The company’s admission came in a letter to nine U.S. senators who accused TikTok and its parent of monitoring U.S. citizens and demanded answers on what’s becoming a familiar line of questioning for the company: Do China-based employees have access to U.S. users’ data? What role do those employees play in shaping TikTok’s algorithm? Is any of that information shared with the Chinese government?
Currently, China-based employees who clear a number of internal security protocols can access certain information on TikTok’s U.S. users, including public videos and comments, TikTok Chief Executive Officer Shou Zi Chew said in the June 30 letter obtained by Bloomberg News. None of that information is shared with the Chinese government, and it is subject to “robust cybersecurity controls,” he said.
The social network said it’s working with the U.S. government on strengthening data security around that information — particularly anything defined as “protected” by the Committee on Foreign Investment in the U.S., or CFIUS. This new effort, called “Project Texas,” includes physically storing U.S. information in data centers on U.S. servers owned by software giant Oracle Corp. TikTok is also shifting its platform to Oracle’s cloud infrastructure, which means the app and the algorithm will be accessed and deployed for U.S. users from domestic data centers.

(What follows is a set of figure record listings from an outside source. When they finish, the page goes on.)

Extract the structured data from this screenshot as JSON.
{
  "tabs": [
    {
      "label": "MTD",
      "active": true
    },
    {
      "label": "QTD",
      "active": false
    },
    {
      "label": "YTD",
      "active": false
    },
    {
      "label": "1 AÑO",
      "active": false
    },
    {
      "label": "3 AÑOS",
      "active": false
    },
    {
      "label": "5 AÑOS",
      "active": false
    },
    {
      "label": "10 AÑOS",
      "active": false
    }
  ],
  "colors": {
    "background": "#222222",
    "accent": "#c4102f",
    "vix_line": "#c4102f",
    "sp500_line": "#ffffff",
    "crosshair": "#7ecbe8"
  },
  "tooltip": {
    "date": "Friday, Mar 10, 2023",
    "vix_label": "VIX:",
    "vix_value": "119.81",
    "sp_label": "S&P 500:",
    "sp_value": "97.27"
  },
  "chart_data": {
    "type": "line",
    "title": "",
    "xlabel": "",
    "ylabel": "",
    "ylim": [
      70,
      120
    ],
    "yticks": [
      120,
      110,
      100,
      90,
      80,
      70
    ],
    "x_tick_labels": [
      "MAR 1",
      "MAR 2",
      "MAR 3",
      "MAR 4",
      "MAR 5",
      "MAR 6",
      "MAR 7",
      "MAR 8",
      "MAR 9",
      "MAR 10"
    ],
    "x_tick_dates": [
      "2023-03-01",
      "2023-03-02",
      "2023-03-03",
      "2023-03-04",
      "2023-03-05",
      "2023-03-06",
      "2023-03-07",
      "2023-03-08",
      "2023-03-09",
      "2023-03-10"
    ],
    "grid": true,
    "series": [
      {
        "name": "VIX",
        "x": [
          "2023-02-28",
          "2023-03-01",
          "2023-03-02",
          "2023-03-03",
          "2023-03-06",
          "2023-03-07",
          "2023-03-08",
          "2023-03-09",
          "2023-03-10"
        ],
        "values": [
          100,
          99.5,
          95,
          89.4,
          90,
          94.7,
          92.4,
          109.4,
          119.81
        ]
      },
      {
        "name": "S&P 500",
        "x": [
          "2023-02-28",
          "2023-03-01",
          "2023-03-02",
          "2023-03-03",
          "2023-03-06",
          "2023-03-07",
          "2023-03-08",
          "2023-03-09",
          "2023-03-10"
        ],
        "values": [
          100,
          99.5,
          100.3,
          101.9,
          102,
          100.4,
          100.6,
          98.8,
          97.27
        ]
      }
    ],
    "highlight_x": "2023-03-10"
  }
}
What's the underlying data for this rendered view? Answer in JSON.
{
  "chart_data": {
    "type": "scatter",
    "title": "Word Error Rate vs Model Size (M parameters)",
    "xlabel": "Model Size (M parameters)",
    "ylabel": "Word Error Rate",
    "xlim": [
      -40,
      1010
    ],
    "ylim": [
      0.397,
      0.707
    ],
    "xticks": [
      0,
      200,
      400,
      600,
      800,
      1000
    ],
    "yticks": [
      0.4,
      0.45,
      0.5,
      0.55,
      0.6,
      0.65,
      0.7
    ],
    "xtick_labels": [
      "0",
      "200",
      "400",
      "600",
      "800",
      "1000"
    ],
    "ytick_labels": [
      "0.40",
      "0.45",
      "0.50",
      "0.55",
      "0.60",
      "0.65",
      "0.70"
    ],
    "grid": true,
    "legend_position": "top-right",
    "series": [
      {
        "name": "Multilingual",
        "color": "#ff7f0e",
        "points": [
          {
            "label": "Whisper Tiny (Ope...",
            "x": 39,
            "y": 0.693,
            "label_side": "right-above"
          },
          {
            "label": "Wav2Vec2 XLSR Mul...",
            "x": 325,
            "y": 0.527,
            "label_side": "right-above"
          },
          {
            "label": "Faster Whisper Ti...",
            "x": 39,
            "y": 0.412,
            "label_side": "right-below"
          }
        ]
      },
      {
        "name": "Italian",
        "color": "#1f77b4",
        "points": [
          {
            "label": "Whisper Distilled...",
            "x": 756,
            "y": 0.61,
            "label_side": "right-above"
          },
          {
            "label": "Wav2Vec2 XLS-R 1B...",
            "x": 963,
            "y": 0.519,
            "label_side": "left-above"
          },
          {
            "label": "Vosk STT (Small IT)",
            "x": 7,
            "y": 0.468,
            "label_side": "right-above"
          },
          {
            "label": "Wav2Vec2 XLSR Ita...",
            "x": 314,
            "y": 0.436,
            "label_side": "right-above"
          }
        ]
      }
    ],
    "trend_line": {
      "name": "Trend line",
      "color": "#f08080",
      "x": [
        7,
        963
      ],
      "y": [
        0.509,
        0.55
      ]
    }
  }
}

“TikTok’s response confirms our fears about the CCP’s influence in the company were well-founded,” Republican Senator Marsha Blackburn of Tennessee told Bloomberg on Friday. “The Chinese-run company should have come clean from the start, but it attempted to shroud its work in secrecy. Americans need to know if they are on TikTok, Communist China has their information.”
Several senators, all Republicans, in a June 27 letter cited a report in BuzzFeed News that said TikTok’s US consumer data was accessed by company engineers in China. The lawmakers said in the letter that TikTok and its parent “are using their access to a treasure trove of U.S. consumer data to surveil Americans.” The New York Times reported earlier on TikTok’s response.